Num momento em que a dívida pública se aproxima do dobro do PIB, Kan destacou que ''reconstruir a saúde financeira é fundamental para a economia japonesa''.

O novo governo, que será empossado pelo Imperador Akihito, está integrado por 17 ministros e secretários de Estado, 11 dos quais conservam a pasta que tinham no gabinete anterior.

Os titulares dos principais ministérios foram confirmados nesses postos: Katsuya Okada nas Relações Exteriores, Toshimi Kitazawa na Defesa e Seiji Maehara nos Transportes.

O ministério-chave das Finanças, que Kan dirigia no governo anterior, foi confiando a seu ex-adjunto, Yoshihiko Noda, de 52 anos, partidário do rigor orçamentário.

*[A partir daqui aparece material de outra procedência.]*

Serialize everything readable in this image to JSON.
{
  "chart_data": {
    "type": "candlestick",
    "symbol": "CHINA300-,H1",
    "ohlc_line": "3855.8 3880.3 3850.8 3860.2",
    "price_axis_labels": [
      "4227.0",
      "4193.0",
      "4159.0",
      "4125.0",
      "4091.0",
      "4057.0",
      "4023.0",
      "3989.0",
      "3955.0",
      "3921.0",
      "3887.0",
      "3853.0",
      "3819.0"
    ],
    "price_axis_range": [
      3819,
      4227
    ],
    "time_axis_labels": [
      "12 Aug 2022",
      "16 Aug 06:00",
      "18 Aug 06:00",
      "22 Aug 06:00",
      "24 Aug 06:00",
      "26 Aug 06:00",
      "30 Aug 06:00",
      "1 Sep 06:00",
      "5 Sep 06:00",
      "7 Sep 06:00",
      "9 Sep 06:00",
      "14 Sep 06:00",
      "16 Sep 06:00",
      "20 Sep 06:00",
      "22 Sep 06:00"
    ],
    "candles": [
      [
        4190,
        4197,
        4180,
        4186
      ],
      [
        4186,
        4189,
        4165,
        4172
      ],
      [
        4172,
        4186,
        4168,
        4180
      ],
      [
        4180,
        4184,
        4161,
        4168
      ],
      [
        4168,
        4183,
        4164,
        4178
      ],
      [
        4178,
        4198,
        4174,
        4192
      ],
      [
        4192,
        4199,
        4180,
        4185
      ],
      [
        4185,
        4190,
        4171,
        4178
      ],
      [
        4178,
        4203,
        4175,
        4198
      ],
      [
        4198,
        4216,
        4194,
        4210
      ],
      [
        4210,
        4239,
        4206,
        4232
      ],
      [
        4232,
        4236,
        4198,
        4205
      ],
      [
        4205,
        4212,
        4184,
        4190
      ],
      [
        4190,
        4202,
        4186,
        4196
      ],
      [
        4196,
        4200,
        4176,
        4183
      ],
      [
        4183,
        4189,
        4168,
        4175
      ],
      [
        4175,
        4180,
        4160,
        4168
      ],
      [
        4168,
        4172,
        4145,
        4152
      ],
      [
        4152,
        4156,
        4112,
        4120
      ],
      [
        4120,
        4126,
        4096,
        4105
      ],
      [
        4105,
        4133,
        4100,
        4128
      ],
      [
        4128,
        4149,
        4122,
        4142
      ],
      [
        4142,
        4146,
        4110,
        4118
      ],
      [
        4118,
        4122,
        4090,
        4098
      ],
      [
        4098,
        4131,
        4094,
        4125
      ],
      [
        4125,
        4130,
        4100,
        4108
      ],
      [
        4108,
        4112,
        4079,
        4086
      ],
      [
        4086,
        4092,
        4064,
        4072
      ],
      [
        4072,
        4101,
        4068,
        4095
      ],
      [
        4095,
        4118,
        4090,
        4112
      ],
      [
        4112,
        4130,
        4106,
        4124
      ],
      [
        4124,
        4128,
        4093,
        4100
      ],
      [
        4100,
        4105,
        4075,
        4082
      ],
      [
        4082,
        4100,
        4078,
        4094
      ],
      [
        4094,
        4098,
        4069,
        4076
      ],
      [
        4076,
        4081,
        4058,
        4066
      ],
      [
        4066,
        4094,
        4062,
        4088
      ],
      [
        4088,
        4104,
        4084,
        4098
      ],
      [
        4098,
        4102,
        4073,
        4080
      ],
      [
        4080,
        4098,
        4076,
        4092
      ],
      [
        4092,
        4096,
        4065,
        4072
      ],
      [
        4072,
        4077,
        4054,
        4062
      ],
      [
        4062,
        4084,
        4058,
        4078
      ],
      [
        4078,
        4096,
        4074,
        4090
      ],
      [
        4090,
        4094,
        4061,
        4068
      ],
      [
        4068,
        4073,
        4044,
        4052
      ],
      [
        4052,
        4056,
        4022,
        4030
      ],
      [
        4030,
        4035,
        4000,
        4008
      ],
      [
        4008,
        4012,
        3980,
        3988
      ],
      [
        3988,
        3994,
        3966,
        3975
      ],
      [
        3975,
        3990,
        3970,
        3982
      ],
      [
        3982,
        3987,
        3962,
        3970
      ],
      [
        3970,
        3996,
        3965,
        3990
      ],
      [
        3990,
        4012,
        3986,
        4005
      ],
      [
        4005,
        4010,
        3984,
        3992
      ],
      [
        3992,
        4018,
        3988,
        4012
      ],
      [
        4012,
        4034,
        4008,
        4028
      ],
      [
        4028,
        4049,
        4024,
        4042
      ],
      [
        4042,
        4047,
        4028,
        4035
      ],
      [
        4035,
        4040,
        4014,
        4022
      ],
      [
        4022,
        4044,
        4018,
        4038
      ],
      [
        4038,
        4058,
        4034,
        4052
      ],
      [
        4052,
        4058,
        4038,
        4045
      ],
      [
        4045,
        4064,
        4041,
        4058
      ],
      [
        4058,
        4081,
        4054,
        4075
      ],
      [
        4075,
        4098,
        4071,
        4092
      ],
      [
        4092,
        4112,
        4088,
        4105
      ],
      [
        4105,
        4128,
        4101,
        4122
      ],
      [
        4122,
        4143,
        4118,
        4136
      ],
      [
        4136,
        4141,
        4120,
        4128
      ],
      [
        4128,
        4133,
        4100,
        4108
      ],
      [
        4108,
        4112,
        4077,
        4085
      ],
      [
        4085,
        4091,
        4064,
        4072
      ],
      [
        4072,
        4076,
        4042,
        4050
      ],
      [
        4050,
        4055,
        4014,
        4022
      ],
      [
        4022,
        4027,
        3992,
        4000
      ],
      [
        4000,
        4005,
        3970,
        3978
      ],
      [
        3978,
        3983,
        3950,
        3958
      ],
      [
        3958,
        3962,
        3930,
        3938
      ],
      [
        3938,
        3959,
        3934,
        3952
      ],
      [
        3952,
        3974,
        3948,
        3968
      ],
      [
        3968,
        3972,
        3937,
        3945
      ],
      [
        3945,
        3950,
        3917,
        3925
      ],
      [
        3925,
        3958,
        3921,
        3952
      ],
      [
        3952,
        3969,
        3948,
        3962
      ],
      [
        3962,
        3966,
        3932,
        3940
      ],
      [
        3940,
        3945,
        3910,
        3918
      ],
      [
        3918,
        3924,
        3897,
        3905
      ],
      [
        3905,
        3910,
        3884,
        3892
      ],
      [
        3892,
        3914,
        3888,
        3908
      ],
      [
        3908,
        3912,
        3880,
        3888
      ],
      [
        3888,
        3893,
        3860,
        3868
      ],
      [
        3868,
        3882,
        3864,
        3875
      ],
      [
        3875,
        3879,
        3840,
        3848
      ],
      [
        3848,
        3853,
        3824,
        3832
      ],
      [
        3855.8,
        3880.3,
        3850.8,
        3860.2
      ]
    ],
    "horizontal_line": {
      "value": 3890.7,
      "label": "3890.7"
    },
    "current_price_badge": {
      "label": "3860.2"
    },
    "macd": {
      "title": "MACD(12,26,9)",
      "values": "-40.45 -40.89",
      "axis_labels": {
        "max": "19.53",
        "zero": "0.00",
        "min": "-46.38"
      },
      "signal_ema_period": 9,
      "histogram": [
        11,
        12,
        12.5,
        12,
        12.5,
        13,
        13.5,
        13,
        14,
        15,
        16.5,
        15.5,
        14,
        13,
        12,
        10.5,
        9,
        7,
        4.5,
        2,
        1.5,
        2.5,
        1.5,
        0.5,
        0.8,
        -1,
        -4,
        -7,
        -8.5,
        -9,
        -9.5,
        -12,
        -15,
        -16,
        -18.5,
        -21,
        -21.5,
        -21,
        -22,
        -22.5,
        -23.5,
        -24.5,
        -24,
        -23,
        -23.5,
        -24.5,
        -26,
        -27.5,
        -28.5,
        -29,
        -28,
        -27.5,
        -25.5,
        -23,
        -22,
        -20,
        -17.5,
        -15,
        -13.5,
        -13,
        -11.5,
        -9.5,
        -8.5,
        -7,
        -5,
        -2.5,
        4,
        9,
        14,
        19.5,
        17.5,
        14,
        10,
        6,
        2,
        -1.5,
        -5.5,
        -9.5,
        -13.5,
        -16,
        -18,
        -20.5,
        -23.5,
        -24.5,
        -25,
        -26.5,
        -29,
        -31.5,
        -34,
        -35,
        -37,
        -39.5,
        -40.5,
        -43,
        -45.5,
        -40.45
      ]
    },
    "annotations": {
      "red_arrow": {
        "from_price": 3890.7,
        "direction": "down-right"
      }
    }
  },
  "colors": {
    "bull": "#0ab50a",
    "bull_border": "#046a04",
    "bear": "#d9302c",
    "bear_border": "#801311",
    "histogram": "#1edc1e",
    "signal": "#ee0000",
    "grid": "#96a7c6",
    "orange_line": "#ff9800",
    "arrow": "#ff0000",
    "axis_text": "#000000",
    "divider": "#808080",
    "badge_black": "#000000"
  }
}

Sua tarefa consistirá em revitalizar a economia e reduzir simultaneamente a enorme dívida pública que é quase o dobro do PIB. Não se exclui um aumento do imposto ao consumidor, atualmente em 5%.

No nível diplomático, Kan deverá reconciliar-se com os Estados Unidos, o principal aliado do Japão, depois do fracasso da mudança da base militar da ilha de Okinawa.

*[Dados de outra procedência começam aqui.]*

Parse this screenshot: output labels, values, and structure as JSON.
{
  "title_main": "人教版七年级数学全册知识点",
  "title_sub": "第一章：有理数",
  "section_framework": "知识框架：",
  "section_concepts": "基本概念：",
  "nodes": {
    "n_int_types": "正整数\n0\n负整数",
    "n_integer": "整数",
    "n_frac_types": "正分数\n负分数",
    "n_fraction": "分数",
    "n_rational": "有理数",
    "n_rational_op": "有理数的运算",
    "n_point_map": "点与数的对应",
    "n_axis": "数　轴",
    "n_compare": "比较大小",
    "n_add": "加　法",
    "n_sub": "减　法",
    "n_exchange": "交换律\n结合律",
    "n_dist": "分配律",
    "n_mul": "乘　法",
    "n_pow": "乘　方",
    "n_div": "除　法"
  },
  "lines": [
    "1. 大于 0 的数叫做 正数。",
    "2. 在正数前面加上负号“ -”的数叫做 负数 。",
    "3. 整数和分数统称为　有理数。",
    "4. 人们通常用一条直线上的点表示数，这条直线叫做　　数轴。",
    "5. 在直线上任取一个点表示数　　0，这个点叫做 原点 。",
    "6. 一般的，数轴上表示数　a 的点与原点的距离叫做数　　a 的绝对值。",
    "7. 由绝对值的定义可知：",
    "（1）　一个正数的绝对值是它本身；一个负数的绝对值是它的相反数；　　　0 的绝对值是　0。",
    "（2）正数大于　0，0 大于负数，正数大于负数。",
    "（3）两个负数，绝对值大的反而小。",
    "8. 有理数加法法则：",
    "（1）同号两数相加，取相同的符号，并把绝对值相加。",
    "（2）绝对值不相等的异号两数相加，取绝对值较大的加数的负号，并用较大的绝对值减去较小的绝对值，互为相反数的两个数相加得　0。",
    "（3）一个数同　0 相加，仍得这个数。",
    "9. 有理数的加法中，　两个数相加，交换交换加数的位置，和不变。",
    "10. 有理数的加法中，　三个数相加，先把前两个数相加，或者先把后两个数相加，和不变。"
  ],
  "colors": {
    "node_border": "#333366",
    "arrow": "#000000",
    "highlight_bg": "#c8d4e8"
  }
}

O governo anterior prometeu retirar uma base aérea americana dessa filha, mas Washington insistiu que Tóquio respeitasse um acordo sobre sua manutenção assinado em 2006 entre os dois aliados.

Um assessor de Obama disse que confia que as relações com Kan serão melhores do que com seu predecessor.

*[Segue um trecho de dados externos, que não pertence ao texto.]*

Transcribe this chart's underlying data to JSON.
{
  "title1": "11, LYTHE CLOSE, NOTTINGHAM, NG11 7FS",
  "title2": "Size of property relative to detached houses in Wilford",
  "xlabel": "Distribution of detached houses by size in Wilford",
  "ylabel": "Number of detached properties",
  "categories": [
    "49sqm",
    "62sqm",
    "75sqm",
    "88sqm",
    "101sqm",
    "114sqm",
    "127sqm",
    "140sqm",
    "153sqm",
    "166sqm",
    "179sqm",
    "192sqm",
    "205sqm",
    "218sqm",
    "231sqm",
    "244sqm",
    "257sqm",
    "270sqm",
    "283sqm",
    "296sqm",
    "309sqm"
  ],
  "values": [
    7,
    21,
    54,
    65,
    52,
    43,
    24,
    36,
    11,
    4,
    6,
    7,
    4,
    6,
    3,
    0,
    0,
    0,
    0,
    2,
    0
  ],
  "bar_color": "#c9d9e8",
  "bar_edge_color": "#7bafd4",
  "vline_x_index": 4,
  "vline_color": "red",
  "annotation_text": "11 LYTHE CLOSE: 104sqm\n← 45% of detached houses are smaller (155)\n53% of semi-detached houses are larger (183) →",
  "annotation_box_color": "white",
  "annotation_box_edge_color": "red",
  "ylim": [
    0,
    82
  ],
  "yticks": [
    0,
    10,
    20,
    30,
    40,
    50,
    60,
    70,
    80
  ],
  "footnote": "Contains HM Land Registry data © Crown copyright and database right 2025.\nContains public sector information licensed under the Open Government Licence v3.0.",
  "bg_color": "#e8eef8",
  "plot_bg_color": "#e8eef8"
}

''Tenho todos os motivos para pensar que Kan retomará (o diálogo) no ponto em que o deixamos e que não voltaremos a viver os momentos difíceis que atravessamos em setembro e outubro'', declarou Jeff Bader, encarregado pela Ásia no Conselho de Segurança Nacional.

O novo primeiro-ministro declarou que aplicará todas as decisões adotadas pelo governo anterior nessa questão.

Naoto Kan, um ex-militante de esquerda, procedente de uma família modesta, contrariamente aos ''herdeiros'' das dinastias políticas que o precederam, sabe que o apoio da opinião pública pode desaparecer rapidamente se não der sinais de uma verdadeira mudança.

O primeiro teste para o governo e o PDJ, majoritário, terá lugar durante as eleições para o Senado, em julho próximo.